In the first exemplary solution, a CdO (cadmium oxide) electrode with a thickness of 50 nm was applied to such a heterostructure by means of reactive direct current sputtering, the deposition process was carried out from a cadmium target, in an atmosphere consisting of a mixture of oxygen -2 and argon in the proportion O2 / Ar = 10% , at generator power P = 50 W and argon pressure pAr = 1x10 ^-2 mbar. In the second exemplary solution, a ZnO (zinc oxide) electrode with a thickness of 50 nm was applied to the identical heterostructure by the method of high-frequency cathode sputtering, and the process was carried out in an argon atmosphere from a zinc oxide target, at cathode current Ic = 160 mA and total pressure pAr = 2x ^10-3 mbar.

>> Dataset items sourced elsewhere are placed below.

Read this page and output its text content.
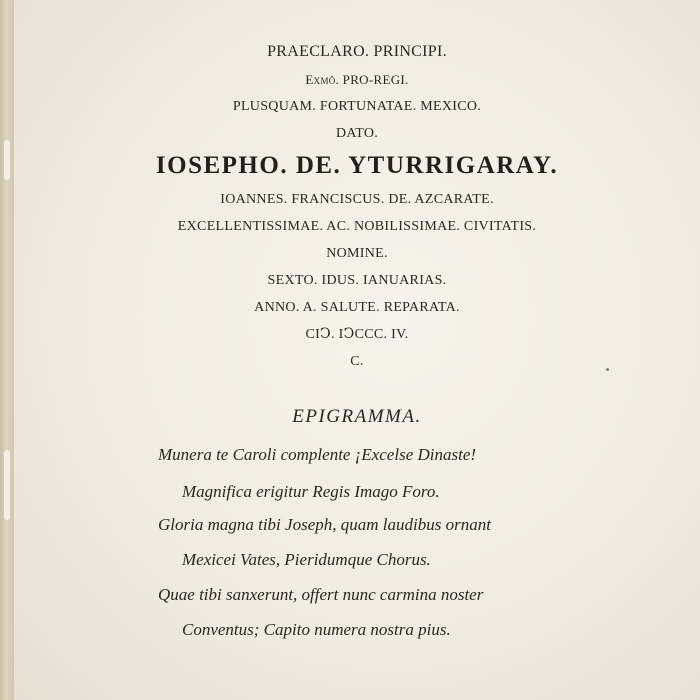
PRAECLARO. PRINCIPI.

Exmô. PRO-REGI.

PLUSQUAM. FORTUNATAE. MEXICO.

DATO.

IOSEPHO. DE. YTURRIGARAY.

IOANNES. FRANCISCUS. DE. AZCARATE.

EXCELLENTISSIMAE. AC. NOBILISSIMAE. CIVITATIS.

NOMINE.

SEXTO. IDUS. IANUARIAS.

ANNO. A. SALUTE. REPARATA.

CIↃ. IↃCCC. IV.

C.

EPIGRAMMA.
Munera te Caroli complente ¡Excelse Dinaste!
Magnifica erigitur Regis Imago Foro.
Gloria magna tibi Joseph, quam laudibus ornant
Mexicei Vates, Pieridumque Chorus.
Quae tibi sanxerunt, offert nunc carmina noster
Conventus; Capito numera nostra pius.
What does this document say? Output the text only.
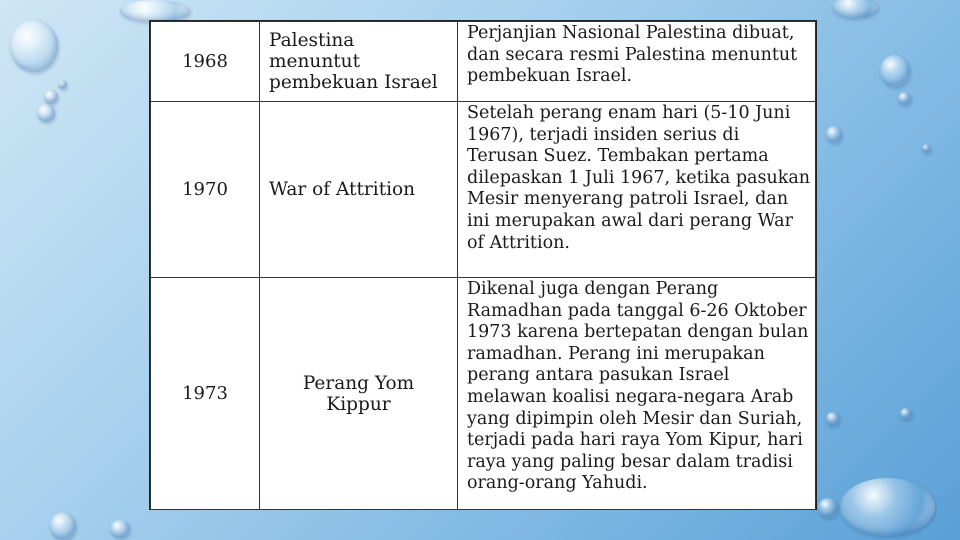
1968	Palestina menuntut pembekuan Israel	Perjanjian Nasional Palestina dibuat, dan secara resmi Palestina menuntut pembekuan Israel.
1970	War of Attrition	Setelah perang enam hari (5-10 Juni 1967), terjadi insiden serius di Terusan Suez. Tembakan pertama dilepaskan 1 Juli 1967, ketika pasukan Mesir menyerang patroli Israel, dan ini merupakan awal dari perang War of Attrition.
1973	Perang Yom Kippur	Dikenal juga dengan Perang Ramadhan pada tanggal 6-26 Oktober 1973 karena bertepatan dengan bulan ramadhan. Perang ini merupakan perang antara pasukan Israel melawan koalisi negara-negara Arab yang dipimpin oleh Mesir dan Suriah, terjadi pada hari raya Yom Kipur, hari raya yang paling besar dalam tradisi orang-orang Yahudi.
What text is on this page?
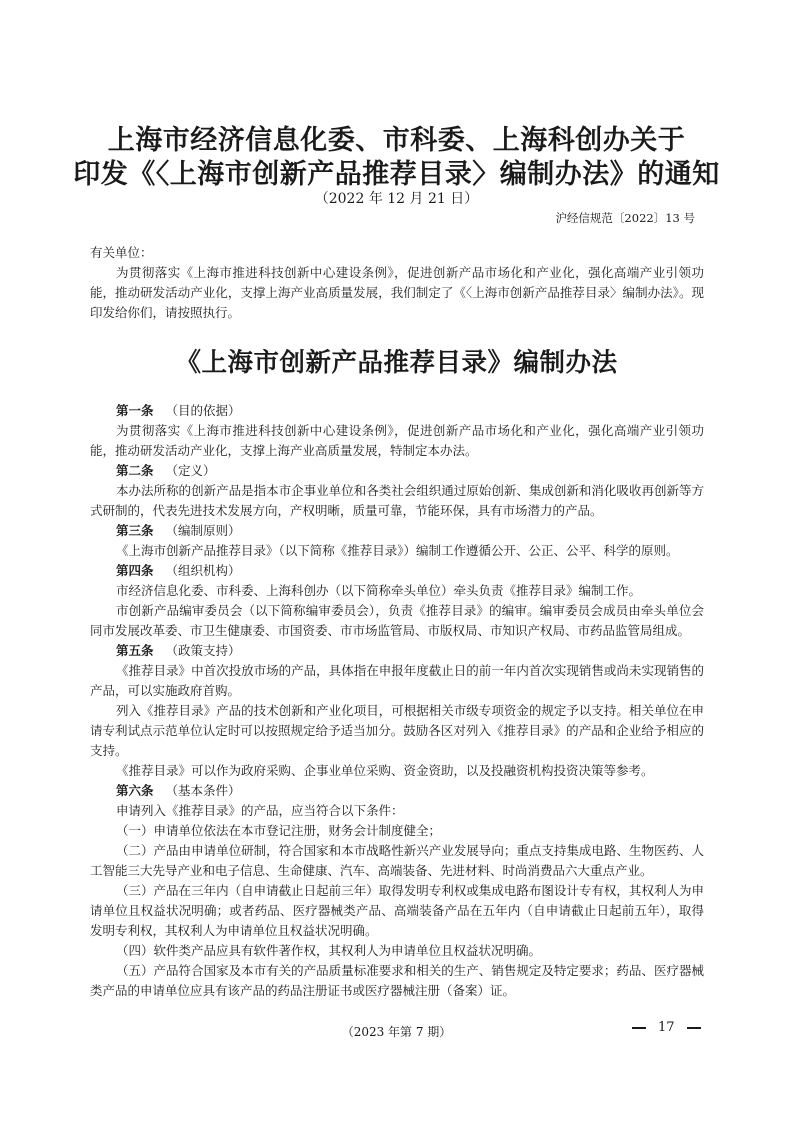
上海市经济信息化委、市科委、上海科创办关于
印发《〈上海市创新产品推荐目录〉编制办法》的通知
（2022 年 12 月 21 日）
沪经信规范〔2022〕13 号
有关单位：
为贯彻落实《上海市推进科技创新中心建设条例》，促进创新产品市场化和产业化，强化高端产业引领功能，推动研发活动产业化，支撑上海产业高质量发展，我们制定了《〈上海市创新产品推荐目录〉编制办法》。现印发给你们，请按照执行。
《上海市创新产品推荐目录》编制办法

第一条 （目的依据）

为贯彻落实《上海市推进科技创新中心建设条例》，促进创新产品市场化和产业化，强化高端产业引领功能，推动研发活动产业化，支撑上海产业高质量发展，特制定本办法。

第二条 （定义）

本办法所称的创新产品是指本市企事业单位和各类社会组织通过原始创新、集成创新和消化吸收再创新等方式研制的，代表先进技术发展方向，产权明晰，质量可靠，节能环保，具有市场潜力的产品。

第三条 （编制原则）

《上海市创新产品推荐目录》（以下简称《推荐目录》）编制工作遵循公开、公正、公平、科学的原则。

第四条 （组织机构）

市经济信息化委、市科委、上海科创办（以下简称牵头单位）牵头负责《推荐目录》编制工作。

市创新产品编审委员会（以下简称编审委员会），负责《推荐目录》的编审。编审委员会成员由牵头单位会同市发展改革委、市卫生健康委、市国资委、市市场监管局、市版权局、市知识产权局、市药品监管局组成。

第五条 （政策支持）

《推荐目录》中首次投放市场的产品，具体指在申报年度截止日的前一年内首次实现销售或尚未实现销售的产品，可以实施政府首购。

列入《推荐目录》产品的技术创新和产业化项目，可根据相关市级专项资金的规定予以支持。相关单位在申请专利试点示范单位认定时可以按照规定给予适当加分。鼓励各区对列入《推荐目录》的产品和企业给予相应的支持。

《推荐目录》可以作为政府采购、企事业单位采购、资金资助，以及投融资机构投资决策等参考。

第六条 （基本条件）

申请列入《推荐目录》的产品，应当符合以下条件：

（一）申请单位依法在本市登记注册，财务会计制度健全；

（二）产品由申请单位研制，符合国家和本市战略性新兴产业发展导向；重点支持集成电路、生物医药、人工智能三大先导产业和电子信息、生命健康、汽车、高端装备、先进材料、时尚消费品六大重点产业。

（三）产品在三年内（自申请截止日起前三年）取得发明专利权或集成电路布图设计专有权，其权利人为申请单位且权益状况明确；或者药品、医疗器械类产品、高端装备产品在五年内（自申请截止日起前五年），取得发明专利权，其权利人为申请单位且权益状况明确。

（四）软件类产品应具有软件著作权，其权利人为申请单位且权益状况明确。

（五）产品符合国家及本市有关的产品质量标准要求和相关的生产、销售规定及特定要求；药品、医疗器械类产品的申请单位应具有该产品的药品注册证书或医疗器械注册（备案）证。

（2023 年第 7 期）	17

In the third example, by the method of reactive DC sputtering, a RuSiO4 electrode (ruthenium-silica) with a thickness of 50 nm was applied to the described heterostructure, and the deposition was carried out in a mixture of oxygen and argon in the proportion O2 / Ar = 20%, from a ruthenium-3 silicon target at generator power P = 100 W and argon pressure pAr = 5x10 ^-3 mbar.

Claims (5)

1. Transparent ohmic contact for semiconductor devices made of quadruple compounds network-matched to GaSb, working in the mid-infrared range, characterized by the fact that it is a conductive metal oxide layer with a thickness of 50 - 100 nm and resistance less than 1x10 ^- Qcm and transmittance above 85% in the spectral range of 1.8 - 2.4 μm, located on the highly doped p-type sub-contact layer. 2. A method for producing a transparent ohmic contact for semiconductor devices from GaSb cross-matched quad compounds operating in the mid-infrared range, characterized in that a layer of transparent, conductive metal oxide with a thickness of 50 - 100 nm. 3. The method according to p. The method of claim 2, characterized in that a layer of cadmium oxide CdO is applied to the highly doped p-type sub-contact layer by means of reactive magnetron sputtering from a metal target CdO, the layer being deposited in a 1:10 mixture of oxygen and argon, with a generator power of 50 W and at argon pressure (pAr) 1x10 ^-2 mbar. 4. The method according to p. 2. The method of claim 2, characterized in that the highly doped p-type sub-contact layer by means of reactive magnetron sputtering from a metal target Ru1Si1 applied to the silicon oxide layer rutenowo RuSiO4, wherein applying the layer is performed in a mixture of oxygen and argon in a ratio of 1: 5, with the generator power of 100 W, and pressure of argon -3 (PAR) 5x10 ^-3 mbar. 5. The method according to p. 2. The method of claim 2, characterized in that a ZnO layer of zinc oxide is deposited on the highly doped p-type sub-contact layer by means of magnetron sputtering from a ZnO target, the layer being deposited in the RF mode at the cathode current -3 160 mA and argon pressure (Pr) 2x10 ^-3 mbar.